Richard Spencer is a prominent alt-right activist who was scheduled to speak. He says he's also encouraging people to go home.
First Lady Melania Trump is calling for peace after violent clashes broke out at a white nationalist rally in Charlottesville.
Trump said Saturday on Twitter: "Our country encourages freedom of speech, but let's communicate w/o hate in our hearts. No good comes from violence."
Hundreds of white nationalists and counter protestors faced off Saturday in downtown Charlottesville, with several violent clashes erupting.
It's the latest confrontation in the city since it voted to remove a statue of Confederate Gen. Robert E. Lee from a downtown park.
The NHL's Detroit Red Wings released a statement denouncing the use of their logo at the white nationalist rally in Charlottesville, Virginia, and saying they are considering legal action to stop it.
The team says it "vehemently" disagrees with and is not associated with the event. The Red Wings add they are "exploring every possible legal action as it pertains to the misuse of our logo in this disturbing demonstration."
A Michigan-based white nationalist group called the Detroit Right Wings uses the Red Wings' logo.
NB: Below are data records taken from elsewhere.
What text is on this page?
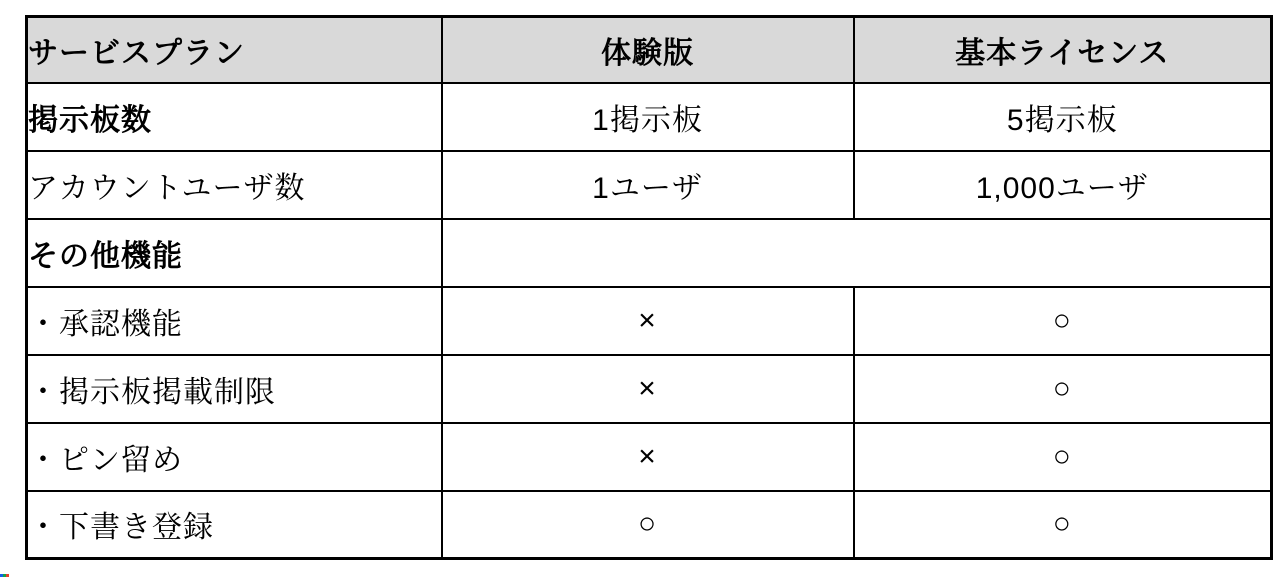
サービスプラン	体験版	基本ライセンス
掲示板数	1掲示板	5掲示板
アカウントユーザ数	1ユーザ	1,000ユーザ
その他機能		
・承認機能	×	○
・掲示板掲載制限	×	○
・ピン留め	×	○
・下書き登録	○	○
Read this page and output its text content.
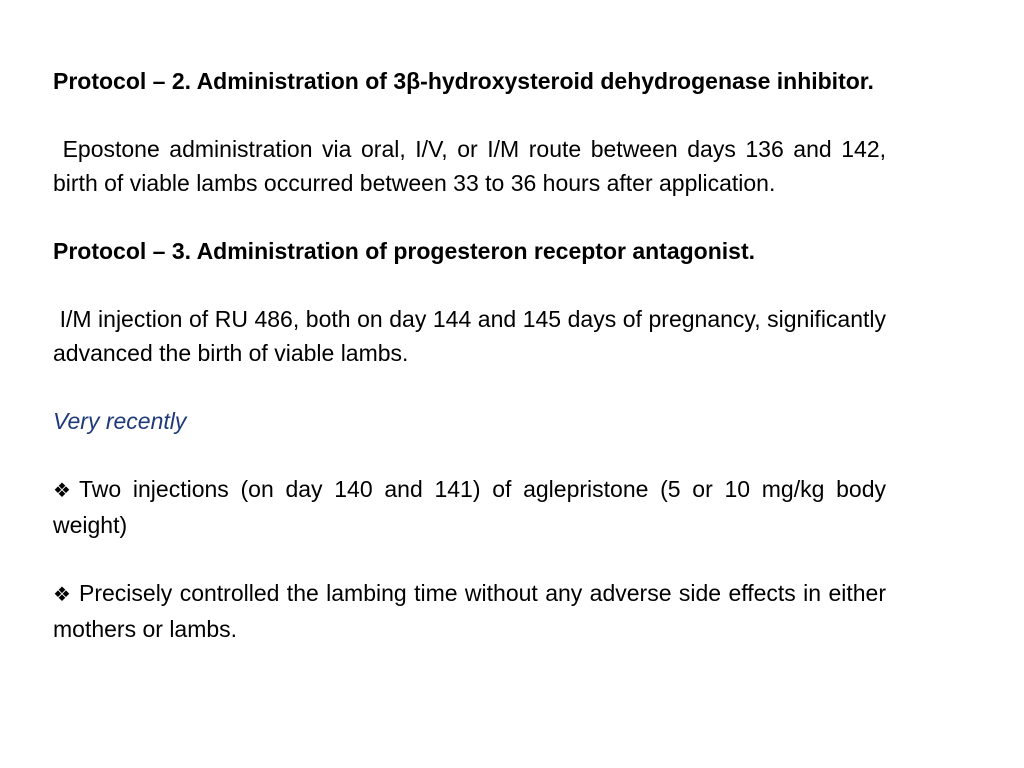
Protocol – 2. Administration of 3β-hydroxysteroid dehydrogenase inhibitor.

Epostone administration via oral, I/V, or I/M route between days 136 and 142, birth of viable lambs occurred between 33 to 36 hours after application.

Protocol – 3. Administration of progesteron receptor antagonist.

I/M injection of RU 486, both on day 144 and 145 days of pregnancy, significantly advanced the birth of viable lambs.

Very recently

❖ Two injections (on day 140 and 141) of aglepristone (5 or 10 mg/kg body weight)

❖ Precisely controlled the lambing time without any adverse side effects in either mothers or lambs.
The organization posted on its Twitter account that members had arrived in Charlottesville.
Virginia's governor has declared a state of emergency in response to a white nationalist rally that is expected to draw up to 6,000 people.
Gov. Terry McAuliffe said via his Twitter account on Saturday morning that the declaration was made in order "to aid state response to violence" at the rally in Charlottesville, about 100 miles outside of Washington, D.C.
It's the latest confrontation in the city since it voted earlier this year to remove a statue of Confederate Gen. Robert E. Lee from a downtown park.
The city's manager also declared a local emergency and police ordered people to disperse from the area around the statue after several violent clashes broke out.
Hundreds of people are facing off in Charlottesville ahead of a white nationalist rally planned in the Virginia city's downtown.
Rally supporters and counter-protesters screamed, chanted, threw punches, hurled water bottles and unleashed chemical sprays on each other Saturday morning.
Men dressed in militia uniforms were carrying shields and openly carrying long guns.
Right-wing blogger Jason Kessler planned what he called a "pro-white" rally to protest Charlottesville's decision to remove a statue of Confederate General Robert E. Lee from a city park. Thousands of people are expected to pack the area.
There were also fights Friday night, when hundreds of white nationalists marched through the University of Virginia campus carrying torches.
A university spokesman said one person was arrested and several people were injured.